Lord I believe, but this is divorce.
Lord I believe, but this my parent…. my sister…. my brother … my life.
Lord I believe, but this is bigger than me. The stakes are high. The cost is great. The belief is wavering.
Now, Jesus goes on to do what Jesus does – he heals the boy. He makes him new. He’s not shaken by the father’s unbelief. He’s not disappointed because his faith is a little hesitant and shaky. He overlooks the likely quiver in the father’s voice and sees a man with a boy who’s in desperate need of a miracle. He understands that our faith is human, imperfect and sometimes mixed with unbelief. And, even in the midst of wavering faith, Jesus provides healing.
Now, I’m not saying that all of us will experience the same automatic healing as the boy. But, I do believe that all of us will experience the healing that we need when we surrender not only our beliefs but also our unbelief.
As my son grows, so does my belief. The things I worried so much about, one-by-one have turned from worry and doubt to tiny little miracles.
He was born a fighter – who never gives up.
He has developed friendships with children who fiercely protect him when others make fun of him.
He climbs.

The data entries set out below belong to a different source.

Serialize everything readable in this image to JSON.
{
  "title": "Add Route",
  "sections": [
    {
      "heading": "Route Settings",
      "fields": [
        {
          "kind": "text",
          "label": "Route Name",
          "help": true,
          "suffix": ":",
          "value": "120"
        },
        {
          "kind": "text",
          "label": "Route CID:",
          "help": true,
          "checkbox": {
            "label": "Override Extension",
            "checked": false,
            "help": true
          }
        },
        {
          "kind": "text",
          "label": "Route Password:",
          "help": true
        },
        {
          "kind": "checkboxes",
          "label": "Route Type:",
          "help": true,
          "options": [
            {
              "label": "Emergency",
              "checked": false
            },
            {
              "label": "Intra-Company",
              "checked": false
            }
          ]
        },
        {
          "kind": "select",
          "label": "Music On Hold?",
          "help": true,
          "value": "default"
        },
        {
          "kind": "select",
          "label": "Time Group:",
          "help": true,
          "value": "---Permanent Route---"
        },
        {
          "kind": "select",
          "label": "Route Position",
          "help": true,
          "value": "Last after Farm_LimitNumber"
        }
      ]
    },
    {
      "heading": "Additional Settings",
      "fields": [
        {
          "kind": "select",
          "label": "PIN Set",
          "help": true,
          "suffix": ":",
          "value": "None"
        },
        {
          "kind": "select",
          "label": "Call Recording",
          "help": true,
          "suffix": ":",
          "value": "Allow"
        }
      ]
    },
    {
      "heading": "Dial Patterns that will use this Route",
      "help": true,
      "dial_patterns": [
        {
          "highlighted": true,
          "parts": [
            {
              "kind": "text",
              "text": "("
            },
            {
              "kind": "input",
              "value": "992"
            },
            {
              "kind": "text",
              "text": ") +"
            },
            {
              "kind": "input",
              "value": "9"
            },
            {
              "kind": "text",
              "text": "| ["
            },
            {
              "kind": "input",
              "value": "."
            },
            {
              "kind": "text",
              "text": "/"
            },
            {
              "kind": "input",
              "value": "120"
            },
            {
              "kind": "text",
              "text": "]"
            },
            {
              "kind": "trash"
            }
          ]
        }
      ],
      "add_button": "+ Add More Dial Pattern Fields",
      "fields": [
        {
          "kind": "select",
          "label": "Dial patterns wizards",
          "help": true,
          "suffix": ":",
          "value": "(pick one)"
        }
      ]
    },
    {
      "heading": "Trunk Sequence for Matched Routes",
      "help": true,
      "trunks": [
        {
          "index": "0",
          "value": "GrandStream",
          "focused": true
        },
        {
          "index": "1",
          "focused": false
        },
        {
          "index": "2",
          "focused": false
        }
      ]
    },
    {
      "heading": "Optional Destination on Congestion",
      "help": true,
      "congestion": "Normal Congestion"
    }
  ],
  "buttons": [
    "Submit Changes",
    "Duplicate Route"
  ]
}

He adapts. He finds new ways. I’ve watched him attempt the monkey bars so many times and fail – yet every time he goes just a little further.
He’s really funny. He tells other children he was bitten by a shark, and named his missing finger “Mr. Squishy” and his middle finger “Joe”.
This morning I found an end-of-the-school-year booklet where he listed all the things he loves about 1st grade. The thing he loves most about himself is his “special finger”.
And just last night, he played in a championship baseball game. He caught the ball, threw the ball, and hit the ball. As he held his trophy, I caught a glimpse of “Mr. Squishy and Joe”, and my eyes filled with tears. Not because he won, but because it’s one more tiny miracle.
So in this season, if you’re facing something that’s bigger than you. When the stakes are high, the cost is great and your faith is wavering, remember that Jesus understands your faith is human and imperfect. He hears the quiver in your voice when you say, “Lord I believe, but help my unbelief” and chooses healing anyway.